Note to the Honolulu airport hotel. So long as you are renovating this s**thole, spend some bucks, run some Ethernet cable, and put hi speed internet in the rooms. Either that or open a bar. This running back and forth to the room for a beer while blogging in the lobby just does not hack it.
Lots to talk about today, but the Iraq report will have to wait. Being in Hawaii, supporting an exercise about a future Asian war while observing an anniversary of a past one is just too much. I wish I did not have to work tomorrow, I would like to go see the commemorations. I’m told its impossible to get a secret, but I was talking to an Air Force guy today whose dad is a Pearl Harbor veteran. He said his father went in 2001 to one of the reunions/commerorations. As he pointed out:
“It was always great to be with these guys. Just give them five minutes and they were sure to tell you their story, especially if they had been drinking”.
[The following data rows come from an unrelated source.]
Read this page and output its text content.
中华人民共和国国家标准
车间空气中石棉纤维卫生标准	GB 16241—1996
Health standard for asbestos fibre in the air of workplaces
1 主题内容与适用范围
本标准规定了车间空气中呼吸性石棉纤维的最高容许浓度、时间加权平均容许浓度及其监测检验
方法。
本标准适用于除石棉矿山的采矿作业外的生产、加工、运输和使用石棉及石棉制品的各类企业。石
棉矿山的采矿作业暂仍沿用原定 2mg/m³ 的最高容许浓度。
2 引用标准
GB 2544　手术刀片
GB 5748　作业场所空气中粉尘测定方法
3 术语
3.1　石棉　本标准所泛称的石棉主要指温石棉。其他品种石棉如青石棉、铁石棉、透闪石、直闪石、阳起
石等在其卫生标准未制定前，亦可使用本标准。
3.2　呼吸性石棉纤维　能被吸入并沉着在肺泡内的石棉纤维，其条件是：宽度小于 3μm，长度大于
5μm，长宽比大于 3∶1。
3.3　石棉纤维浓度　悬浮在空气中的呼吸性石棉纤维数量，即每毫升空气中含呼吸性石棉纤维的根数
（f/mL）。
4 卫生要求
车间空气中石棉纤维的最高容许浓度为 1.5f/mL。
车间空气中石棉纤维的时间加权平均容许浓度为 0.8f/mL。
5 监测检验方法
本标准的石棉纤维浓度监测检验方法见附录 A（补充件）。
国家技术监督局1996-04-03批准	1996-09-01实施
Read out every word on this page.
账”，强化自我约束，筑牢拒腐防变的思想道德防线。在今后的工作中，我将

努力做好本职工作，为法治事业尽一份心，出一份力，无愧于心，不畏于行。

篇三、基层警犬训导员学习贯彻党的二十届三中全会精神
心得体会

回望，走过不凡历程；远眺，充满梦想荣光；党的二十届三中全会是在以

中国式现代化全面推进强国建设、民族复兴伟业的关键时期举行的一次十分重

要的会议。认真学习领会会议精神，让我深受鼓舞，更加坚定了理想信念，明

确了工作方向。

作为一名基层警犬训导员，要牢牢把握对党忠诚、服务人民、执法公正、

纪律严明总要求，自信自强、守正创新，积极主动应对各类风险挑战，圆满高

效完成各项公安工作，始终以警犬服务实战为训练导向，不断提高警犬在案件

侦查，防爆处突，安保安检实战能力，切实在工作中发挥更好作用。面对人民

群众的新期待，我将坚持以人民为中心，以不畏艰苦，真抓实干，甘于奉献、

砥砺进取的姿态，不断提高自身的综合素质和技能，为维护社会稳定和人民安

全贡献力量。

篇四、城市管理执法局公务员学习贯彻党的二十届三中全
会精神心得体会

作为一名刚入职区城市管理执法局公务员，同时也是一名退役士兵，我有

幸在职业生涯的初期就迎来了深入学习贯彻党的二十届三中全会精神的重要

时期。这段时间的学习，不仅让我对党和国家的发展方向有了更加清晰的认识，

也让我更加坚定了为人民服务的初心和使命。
The last moments of peace in 1941
His own father’s story is pretty interesting. Turns out his dad was 19 when he got to Pearl. He was in port waiting for the Enterprise to return to port. As a result he was assigned to take a boat around Ford Island to make sure there was nothing amiss with the moorings of the ships moored to the posts on Battleship Row and elsewhere.
As my work acquaintance tells it, his old man had finished, and gone over to Ford Island….tied up the boat. He and his running mate were sitting at a table just relaxing when all hell broke loose. He could not get to a weapon, really could not go too far and basically just had to hunker down and keep from getting hit. As a result he was in close proximity to the Arizona on Ford Island when it exploded:
According to my source, he was knocked flat by the force of the explosion, even though he was removed on Ford Island. He said that his father said that even though he went through all of World War II, the worst days of his life were after December 7th. Because he was assigned to the boat crew, they went around on December 8th, 9th and subsequent pulling dead bodies out of the harbor. Since I have always been fascinated by the attack and the events leading up to it, I was riveted to his every word.
As an aside, I never realized how narrow the Pearl Harbor channel was until I went over to the Wright Brothers Grill at Hickam for breakfast one day last week. There, you can eat out side in a very pretty spot next to the water. I was shocked to look up from my corned beef hash and eggs to see an Ohio Class submarine coming up the channel. It was so close I could see the Sailors moving around on the missile deck and even the Captain up on his perch on the sail. I wish I had my camera-that really surprised me. I just figured the water was an inlet or something. I’ll bet Sea and Anchor detail here must be really challenging.
Another reason I’m glad I was in aviation.
I strongly recommend John Toland’s The Rising Sun for more insight……….a great book.